Po dziesięciu latach Polski w ESA, kiedy krajowe firmy i podmioty naukowe uczyły się stawiać pierwsze kroki w europejskim sektorze kosmicznym, posiadamy już doświadczenia i kompetencje, by włączyć się do wyścigu technologicznego w którym uczestniczą największe kraje. Jest to w zasięgu naszych możliwości.

Prof. Grzegorz WrochnaPrezes Polskiej Agencji Kosmicznej

Krajowy Program Kosmiczny

Działania polskiego sektora kosmicznego mają instytucjonalne zaplecze w postaci Polskiej Agencji Kosmicznej POLSA, która od 2017 r. monitoruje i wdraża Krajowy Program Kosmiczny (KPK), określony w Polskiej Strategii Kosmicznej (PSK).

W KPK wyznaczono cztery priorytety – obszary kluczowych działań dla polskiego przemysłu kosmicznego. Priorytet I obejmuje zdolność do budowania i wynoszenia obiektów kosmicznych. Priorytet II zakłada budowę Systemu Satelitarnej Obserwacji Ziemi MikroGlob – polskiej konstelacji mikrosatelitów optoelektronicznej obserwacji Ziemi.

Jej zadaniem będzie "dostarczanie wysokorozdzielczych zobrazowań satelitarnych" dla MON-u, Ministerstwa Rolnictwa i Rozwoju Wsi, MSWiA i innych resortów. Priorytet III zakłada stworzenie Narodowego Systemu Informacji Satelitarnej NSIS – czyli infrastruktury, która pozwoli na gromadzenie, przetwarzanie i udostępnianie danych pozyskanych m.in. przez konstelację z Priorytetu II.

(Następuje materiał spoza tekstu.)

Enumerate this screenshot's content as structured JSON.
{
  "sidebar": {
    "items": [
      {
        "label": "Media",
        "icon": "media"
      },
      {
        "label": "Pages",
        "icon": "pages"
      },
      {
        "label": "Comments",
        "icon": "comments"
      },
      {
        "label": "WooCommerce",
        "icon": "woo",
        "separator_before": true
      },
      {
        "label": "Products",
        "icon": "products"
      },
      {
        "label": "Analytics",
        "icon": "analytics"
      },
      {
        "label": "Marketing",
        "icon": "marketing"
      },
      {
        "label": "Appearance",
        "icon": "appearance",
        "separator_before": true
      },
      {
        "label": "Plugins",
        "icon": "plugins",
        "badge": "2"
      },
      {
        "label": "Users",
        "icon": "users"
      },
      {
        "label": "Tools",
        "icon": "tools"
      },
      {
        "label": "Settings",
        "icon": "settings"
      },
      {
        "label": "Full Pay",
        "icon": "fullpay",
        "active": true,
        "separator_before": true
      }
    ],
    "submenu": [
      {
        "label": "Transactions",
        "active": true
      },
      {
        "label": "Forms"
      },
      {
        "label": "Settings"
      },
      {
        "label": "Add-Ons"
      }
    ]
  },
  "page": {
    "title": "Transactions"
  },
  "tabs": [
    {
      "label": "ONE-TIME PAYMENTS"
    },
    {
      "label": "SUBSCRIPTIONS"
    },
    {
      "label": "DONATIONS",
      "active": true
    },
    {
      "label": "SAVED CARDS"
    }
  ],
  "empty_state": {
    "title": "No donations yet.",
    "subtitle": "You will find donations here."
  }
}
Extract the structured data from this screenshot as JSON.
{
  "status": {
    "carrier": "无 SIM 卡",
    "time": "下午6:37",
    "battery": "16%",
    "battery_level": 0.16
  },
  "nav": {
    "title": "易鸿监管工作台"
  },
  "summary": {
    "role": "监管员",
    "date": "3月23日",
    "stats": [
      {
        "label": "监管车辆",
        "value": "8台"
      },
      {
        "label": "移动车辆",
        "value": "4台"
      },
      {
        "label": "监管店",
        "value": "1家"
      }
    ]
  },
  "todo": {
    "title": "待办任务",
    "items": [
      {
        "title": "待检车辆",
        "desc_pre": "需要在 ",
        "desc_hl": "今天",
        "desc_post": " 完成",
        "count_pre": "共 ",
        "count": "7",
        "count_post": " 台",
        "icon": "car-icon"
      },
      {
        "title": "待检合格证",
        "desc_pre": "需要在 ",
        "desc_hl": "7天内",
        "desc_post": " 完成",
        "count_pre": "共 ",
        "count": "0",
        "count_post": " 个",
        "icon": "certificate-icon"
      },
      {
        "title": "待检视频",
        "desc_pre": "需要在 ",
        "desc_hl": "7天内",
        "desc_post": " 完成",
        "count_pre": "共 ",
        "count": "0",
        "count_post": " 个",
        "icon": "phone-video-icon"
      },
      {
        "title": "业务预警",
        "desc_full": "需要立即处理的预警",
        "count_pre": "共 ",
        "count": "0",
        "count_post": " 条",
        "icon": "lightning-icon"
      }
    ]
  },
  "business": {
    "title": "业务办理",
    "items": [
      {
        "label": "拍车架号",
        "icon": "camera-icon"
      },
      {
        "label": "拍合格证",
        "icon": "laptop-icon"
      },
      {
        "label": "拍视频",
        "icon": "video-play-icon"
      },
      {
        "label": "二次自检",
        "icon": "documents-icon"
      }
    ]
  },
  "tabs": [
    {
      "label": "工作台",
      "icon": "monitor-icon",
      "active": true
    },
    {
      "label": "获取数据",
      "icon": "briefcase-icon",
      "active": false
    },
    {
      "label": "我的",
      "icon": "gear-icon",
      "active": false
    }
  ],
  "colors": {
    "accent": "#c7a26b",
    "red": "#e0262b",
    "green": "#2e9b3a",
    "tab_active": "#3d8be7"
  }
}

Ostatni Priorytet IV dotyczy budowy Narodowego Systemu Bezpieczeństwa Kosmicznego – infrastruktury monitorującej zagrożenia kosmiczne, takie jak upadki naturalnych i sztucznych obiektów kosmicznych, monitorowanie aktywności Słońca czy ostrzeganie przed innymi zagrożeniami o kosmicznym pochodzeniu.

Choć ambitne plany robią wrażenie, warto zestawić je ze skalą polskiego zaangażowania. W rozmowie z Wirtualną Polską podsumowywał ją niedawno fizyk i popularyzator nauki, dr Tomasz Rożek:

Fajnie, że jesteśmy w Europejskiej Agencji Kosmicznej (ESA), natomiast Polak statystycznie na technologie kosmiczne wydaje rocznie średnio nieco ponad 1 euro, czyli pewnie niespełna 6 złotych. (…) technologie kosmiczne to nie są ładne zdjęcia Teleskopem Webba. Dziś to też kwestia bezpieczeństwa, kwestia danych.